柳枝稷(Panicum virgatum L.)作为纤维素乙醇生产的生物能源原料,在增强生态草原和土壤质量方面发挥着关键作用。非编码 RNA(ncRNA)的利用在破译各种植物物种对非生物胁迫的复杂遗传反应方面取得了进展。然而,目前的研究领域缺乏对不同 ncRNA(包括长非编码 RNA(lncRNA)、环状 RNA(circRNA)和 microRNA(miRNA))对柳枝稷干旱胁迫响应的全面探索。在这项研究中,我们采用全转录组测序技术,全面描述了柳枝稷叶片在干旱胁迫过程中 mRNA 和 ncRNA 的表达谱。我们的分析共鉴定了 12511 个 mRNAs、59 个 miRNAs、38 个 circRNAs 和 368 个 lncRNAs,它们在正常和干旱处理的柳枝稷叶片之间表现出显著的差异表达。值得注意的是,通过 KEGG 分析验证,大多数上调的 mRNAs 在淀粉和蔗糖代谢途径中表现出明显的富集。共表达分析表明,差异表达(DE)lncRNA 可能在反式调控 1308 个蛋白编码基因和顺式调控 7110 个蛋白编码基因。

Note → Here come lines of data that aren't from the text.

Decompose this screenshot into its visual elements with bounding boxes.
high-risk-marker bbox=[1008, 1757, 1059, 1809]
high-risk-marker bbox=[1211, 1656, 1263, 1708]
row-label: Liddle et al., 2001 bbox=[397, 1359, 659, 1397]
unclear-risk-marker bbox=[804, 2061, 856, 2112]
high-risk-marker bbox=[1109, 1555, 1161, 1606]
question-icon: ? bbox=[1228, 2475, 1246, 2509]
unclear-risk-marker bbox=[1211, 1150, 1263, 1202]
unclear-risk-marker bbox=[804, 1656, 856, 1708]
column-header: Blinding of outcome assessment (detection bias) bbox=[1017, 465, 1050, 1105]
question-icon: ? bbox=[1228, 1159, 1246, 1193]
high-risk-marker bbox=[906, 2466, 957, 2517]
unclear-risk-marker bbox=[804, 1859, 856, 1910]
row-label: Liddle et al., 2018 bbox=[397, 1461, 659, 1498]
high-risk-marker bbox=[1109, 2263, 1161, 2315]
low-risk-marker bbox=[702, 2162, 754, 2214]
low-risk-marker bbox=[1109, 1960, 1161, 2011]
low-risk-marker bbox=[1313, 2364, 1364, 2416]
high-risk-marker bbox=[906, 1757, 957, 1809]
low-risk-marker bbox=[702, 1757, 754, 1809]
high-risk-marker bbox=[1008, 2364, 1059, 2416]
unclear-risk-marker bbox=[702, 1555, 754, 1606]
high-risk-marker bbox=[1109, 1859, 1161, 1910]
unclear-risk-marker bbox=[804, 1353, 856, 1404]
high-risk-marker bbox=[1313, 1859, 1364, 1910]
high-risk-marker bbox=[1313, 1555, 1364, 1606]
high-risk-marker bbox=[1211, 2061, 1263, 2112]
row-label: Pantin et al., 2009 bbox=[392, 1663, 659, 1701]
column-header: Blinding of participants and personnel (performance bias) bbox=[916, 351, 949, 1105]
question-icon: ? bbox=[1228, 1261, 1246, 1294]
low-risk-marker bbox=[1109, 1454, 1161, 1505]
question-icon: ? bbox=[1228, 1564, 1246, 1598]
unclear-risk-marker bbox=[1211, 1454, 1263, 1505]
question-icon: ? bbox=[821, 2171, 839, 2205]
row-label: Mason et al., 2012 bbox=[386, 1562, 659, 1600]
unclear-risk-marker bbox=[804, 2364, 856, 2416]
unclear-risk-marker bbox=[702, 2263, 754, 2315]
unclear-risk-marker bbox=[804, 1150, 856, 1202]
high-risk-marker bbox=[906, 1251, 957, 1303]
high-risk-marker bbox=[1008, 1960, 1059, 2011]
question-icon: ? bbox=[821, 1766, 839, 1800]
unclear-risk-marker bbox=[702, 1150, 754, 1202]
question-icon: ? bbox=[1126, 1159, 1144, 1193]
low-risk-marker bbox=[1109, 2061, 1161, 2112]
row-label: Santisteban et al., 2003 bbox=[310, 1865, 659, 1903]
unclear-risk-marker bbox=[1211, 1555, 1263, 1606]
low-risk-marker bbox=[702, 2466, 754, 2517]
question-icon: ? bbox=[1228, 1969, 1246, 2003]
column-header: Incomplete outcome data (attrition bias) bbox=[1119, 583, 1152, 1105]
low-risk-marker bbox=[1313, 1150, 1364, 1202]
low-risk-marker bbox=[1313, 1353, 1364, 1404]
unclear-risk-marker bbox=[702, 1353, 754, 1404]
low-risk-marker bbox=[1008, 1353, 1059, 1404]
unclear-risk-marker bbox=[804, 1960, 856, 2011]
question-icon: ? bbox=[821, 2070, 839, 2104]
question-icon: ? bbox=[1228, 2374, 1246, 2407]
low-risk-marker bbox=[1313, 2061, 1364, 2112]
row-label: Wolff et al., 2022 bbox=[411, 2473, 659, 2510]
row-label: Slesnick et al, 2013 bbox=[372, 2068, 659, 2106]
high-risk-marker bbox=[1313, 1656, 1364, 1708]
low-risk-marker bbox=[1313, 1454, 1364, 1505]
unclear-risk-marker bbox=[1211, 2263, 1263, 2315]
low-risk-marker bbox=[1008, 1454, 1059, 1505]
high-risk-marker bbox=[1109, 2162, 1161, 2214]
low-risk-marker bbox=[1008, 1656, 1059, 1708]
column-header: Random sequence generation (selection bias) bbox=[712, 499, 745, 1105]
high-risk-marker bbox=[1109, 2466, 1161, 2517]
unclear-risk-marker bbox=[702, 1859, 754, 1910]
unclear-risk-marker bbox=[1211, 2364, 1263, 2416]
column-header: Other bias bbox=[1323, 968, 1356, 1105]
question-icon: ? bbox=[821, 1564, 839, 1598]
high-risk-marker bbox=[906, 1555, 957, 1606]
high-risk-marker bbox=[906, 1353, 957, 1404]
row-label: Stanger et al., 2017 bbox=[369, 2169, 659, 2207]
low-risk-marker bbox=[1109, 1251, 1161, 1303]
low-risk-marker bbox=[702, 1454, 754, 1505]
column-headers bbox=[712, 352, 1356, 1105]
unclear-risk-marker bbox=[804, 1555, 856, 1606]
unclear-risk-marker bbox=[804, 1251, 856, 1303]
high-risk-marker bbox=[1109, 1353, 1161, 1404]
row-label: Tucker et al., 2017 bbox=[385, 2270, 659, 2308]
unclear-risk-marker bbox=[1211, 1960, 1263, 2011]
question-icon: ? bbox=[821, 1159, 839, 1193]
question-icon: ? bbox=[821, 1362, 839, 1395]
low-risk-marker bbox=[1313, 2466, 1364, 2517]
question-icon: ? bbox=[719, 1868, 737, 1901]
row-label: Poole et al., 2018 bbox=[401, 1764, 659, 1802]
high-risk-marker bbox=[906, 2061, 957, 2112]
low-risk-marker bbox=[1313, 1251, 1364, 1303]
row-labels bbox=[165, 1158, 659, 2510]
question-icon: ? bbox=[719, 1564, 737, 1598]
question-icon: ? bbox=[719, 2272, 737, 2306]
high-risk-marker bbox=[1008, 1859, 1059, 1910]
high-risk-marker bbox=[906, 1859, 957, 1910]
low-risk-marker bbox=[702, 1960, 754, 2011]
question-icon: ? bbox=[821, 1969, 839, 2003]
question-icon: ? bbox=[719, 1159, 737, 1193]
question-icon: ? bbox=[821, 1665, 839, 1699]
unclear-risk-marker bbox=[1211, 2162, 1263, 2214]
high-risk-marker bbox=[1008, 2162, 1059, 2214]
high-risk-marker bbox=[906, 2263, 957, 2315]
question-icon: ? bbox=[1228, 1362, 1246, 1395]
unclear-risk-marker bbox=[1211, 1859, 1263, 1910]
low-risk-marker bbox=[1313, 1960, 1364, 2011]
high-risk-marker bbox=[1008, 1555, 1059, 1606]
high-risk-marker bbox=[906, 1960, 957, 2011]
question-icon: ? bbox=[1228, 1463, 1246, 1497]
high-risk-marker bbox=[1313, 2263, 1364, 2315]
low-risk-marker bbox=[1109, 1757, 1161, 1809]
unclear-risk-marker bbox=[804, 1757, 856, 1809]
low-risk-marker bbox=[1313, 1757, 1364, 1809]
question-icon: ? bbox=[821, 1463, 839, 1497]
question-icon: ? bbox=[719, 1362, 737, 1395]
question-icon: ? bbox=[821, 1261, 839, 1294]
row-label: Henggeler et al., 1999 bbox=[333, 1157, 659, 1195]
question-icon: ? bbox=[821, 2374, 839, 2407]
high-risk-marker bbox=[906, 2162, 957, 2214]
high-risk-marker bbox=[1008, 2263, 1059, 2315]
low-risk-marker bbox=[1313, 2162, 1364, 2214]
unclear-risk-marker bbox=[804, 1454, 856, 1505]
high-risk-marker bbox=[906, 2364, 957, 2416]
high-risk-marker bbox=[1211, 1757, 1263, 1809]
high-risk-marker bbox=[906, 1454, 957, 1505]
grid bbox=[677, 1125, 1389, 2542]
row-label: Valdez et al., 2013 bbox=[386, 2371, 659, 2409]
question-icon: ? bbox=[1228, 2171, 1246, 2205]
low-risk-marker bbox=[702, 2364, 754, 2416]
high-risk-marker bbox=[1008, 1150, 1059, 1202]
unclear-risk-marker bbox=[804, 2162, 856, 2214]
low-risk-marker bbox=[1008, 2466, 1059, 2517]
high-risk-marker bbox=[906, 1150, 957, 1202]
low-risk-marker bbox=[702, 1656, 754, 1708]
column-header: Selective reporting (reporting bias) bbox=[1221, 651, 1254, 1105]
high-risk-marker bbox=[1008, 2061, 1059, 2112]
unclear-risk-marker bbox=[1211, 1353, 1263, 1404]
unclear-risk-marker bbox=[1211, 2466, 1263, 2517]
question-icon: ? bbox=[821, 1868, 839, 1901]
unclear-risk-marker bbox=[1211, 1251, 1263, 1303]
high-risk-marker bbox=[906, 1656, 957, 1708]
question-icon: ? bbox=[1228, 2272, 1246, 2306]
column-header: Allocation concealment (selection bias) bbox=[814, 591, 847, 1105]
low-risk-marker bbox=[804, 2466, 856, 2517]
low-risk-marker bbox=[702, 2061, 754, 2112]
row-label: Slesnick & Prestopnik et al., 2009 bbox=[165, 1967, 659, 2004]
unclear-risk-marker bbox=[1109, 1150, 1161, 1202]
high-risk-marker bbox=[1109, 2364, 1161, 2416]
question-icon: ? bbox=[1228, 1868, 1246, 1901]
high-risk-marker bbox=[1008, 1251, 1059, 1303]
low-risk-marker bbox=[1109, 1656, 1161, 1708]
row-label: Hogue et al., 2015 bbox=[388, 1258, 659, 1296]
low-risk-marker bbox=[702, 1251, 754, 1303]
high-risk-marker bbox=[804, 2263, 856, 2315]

此外,DE lncRNA 的顺式和反式靶基因在四个常见的 KEGG 途径中都表现出富集。通过 miRNA 反应元件在竞争内源性 RNA(ceRNA)网络框架内探索了 lncRNA、circRNA 与 miRNA 之间的复杂相互作用。结果,我们构建了精细的调控网络,包括 lncRNA-novel_miRNA480-mRNA、lncRNA-novel_miRNA304-mRNA、lncRNA/circRNA-novel_miRNA122-PvSS4 和 lncRNA/circRNA-novel_miRNA14-PvSS4,并随后验证了靶基因淀粉合酶 4(PvSS4)的功能。此外,通过过表达 PvSS4,我们确定了它在酵母中增强耐旱性的能力。然而,值得注意的是,PvSS4 在盐胁迫条件下没有表现出任何明显的影响。本文的这些发现不仅为我们理解 ceRNA 网络做出了实质性的贡献,也为进一步研究它们在柳枝稷响应干旱胁迫中的潜在功能提供了基础。